Instead of the memory coming from the song, the song...and the band, had come to the memory, and I stood there, in the throng, revelling in the knowledge that no one there was enjoying this mind-blowingly amazing sensation in quite the way I was.
It was a good gig.
The rest of the weekend
Festivals are pretty damned good fun at the best of times, and at the worst of times you can generally remember the wise words of Eric Idle - ‘Worst things happen at sea you know! Cheer up you old bugger.’. This weekend was a mixture of both for different people.
Friday night arriving at the campsite, myself, Ben Craig, his pseudo-girlfriend Annie and a friend of mine from the Island, James Foster, sat around in a space behind our tents. James and I, after an early-evenings’ hard drinking at the Island’s Chicago Rock were pretty merry, and I randomly started helping a couple of girls who were having difficulty in putting up their tent, and then gave up and invited them to come drink with us. As of then we accumulated people until about 4 or 5am, including some notably quality Festival Characters including ‘Jimble Girl’ and ‘Bob’.
Jimble Girl – a young punky-dressed Island girl of about 18-19, who, whilst rolling wide-end-and-twist-style cigarette-esque things for her and her mates on the far side of the social circle (literally) was telling everyone about the particular slang associated with that pastime on the Isle of Wight, unaware that she wasn’t the only one from the Island. A ‘Jimble’ was allegedly an almost finished cigarette-esque thing, and ‘Nigels’ were the last few draws of one, which automatically went to anyone called Nigel if they happened to be present when said cigarettey object passed over the Jimble Threshold. We later found her working on the Henna Tattoo stall whilst wearing stripy socks.
Bob – in late middle age, Bob was a totally pissed yet congenial bloke who insisted on attempting to light Sambucca in his own mouth after seeing someone light it in mine, which was...entertaining.

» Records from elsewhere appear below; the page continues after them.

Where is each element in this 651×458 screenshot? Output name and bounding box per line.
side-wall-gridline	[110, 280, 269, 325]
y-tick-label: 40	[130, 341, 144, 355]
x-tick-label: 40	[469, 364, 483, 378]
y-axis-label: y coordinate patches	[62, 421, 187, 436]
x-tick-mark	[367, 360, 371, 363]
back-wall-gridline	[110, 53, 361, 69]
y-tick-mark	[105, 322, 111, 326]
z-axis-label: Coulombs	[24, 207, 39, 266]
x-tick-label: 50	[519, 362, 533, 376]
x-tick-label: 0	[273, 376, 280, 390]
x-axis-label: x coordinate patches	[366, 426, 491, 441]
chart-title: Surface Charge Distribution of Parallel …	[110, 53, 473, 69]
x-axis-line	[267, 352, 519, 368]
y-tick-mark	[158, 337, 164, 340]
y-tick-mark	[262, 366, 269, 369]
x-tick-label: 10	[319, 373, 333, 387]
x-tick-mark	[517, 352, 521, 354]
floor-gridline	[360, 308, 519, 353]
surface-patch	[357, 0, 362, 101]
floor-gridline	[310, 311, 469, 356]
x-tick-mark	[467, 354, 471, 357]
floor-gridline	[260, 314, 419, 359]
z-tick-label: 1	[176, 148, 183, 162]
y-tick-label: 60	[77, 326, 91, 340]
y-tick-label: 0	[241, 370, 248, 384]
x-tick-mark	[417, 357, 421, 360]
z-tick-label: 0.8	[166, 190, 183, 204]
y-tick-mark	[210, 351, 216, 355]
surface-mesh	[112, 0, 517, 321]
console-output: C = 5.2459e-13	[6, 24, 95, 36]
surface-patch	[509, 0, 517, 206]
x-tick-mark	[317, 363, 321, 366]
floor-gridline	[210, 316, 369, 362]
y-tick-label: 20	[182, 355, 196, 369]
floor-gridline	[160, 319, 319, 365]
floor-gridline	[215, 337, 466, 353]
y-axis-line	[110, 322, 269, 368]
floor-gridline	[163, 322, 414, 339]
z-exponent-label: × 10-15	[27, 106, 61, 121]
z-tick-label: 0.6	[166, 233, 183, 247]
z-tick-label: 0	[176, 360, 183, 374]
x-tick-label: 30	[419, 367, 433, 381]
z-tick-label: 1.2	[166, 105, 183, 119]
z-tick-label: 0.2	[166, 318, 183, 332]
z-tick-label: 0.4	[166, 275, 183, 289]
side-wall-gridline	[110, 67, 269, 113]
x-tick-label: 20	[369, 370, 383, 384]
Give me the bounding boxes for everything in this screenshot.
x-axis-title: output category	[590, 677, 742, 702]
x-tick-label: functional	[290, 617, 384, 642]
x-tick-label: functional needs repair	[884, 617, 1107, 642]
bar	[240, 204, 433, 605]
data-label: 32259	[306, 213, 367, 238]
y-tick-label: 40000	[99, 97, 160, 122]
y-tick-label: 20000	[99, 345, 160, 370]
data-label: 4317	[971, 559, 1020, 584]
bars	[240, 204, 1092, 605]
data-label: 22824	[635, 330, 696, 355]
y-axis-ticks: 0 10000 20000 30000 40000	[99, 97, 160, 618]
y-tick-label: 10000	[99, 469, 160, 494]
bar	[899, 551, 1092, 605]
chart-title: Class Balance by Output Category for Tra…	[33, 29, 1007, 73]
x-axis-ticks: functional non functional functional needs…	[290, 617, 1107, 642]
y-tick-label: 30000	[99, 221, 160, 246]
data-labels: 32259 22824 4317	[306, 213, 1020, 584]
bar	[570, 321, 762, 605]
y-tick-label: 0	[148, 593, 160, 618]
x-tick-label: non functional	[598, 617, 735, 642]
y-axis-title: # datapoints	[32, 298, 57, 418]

Whilst Jimble Girl was passing round one of her specials on the other side of the (admittedly large) circle, he leapt up, intercepted said special, took a long drag and handed it back. Through the rolling mushroom cloud of exhaled smoke he said;
“I shouldn’t have done that you know...I’m an-an-an officer of the law!”
We thought this was quite funny. Then he sat down next to me and a wallet fell out of his pocket. I picked it up to hand it to him, and it swung open to reveal a Thames Valley Police badge with the name ‘R. Miller’ embossed on it.
Ten minutes later on my way back to the circle from the portaloos, I passed Bob being escorted off the campsite between two of his fellow officers, one of whom was reading him his rights.
Which was nice.
It emerged that his brief inhalation was the least of three offences he had allegedly committed that night, the other two being theft.
Starsailor were excellent, although the lead singer’s attempts at being all ‘rock’n’roll’ were cringeworthy...he was too much of a nice boy. Iggy Pop was good, and Paul Weller amazing. Paul Weller’s backing group seemed to consist of most of Ocean Colour Scene, which made Saturday’s headline act a bit of a bargain, to be honest!
Sunday and the John Baker Trio (possibly...this is from memory) were a highlight, and the startlingly energetic Queen-on-helium ‘The Darkness’ also rated quite highly. Counting Crows made the weekend and to be honest most of this month for me, after which Bryan Adams could have farted into the microphone for the full 90 minutes for all I cared, but in fact was surprisingly good. It’s easy to forget how many songs he’s done just by being around so bloody long. You don’t have to like them all, but he’s jumped into bed (figuratively speaking) with everyone from Mel C to Chicane, so there’s bound to be something of his that you can at least tap your foot to.
Putting money to one side, it was well worth spending two days of my holiday allowance for.
Has anyone got any spare tickets for Glastonbury?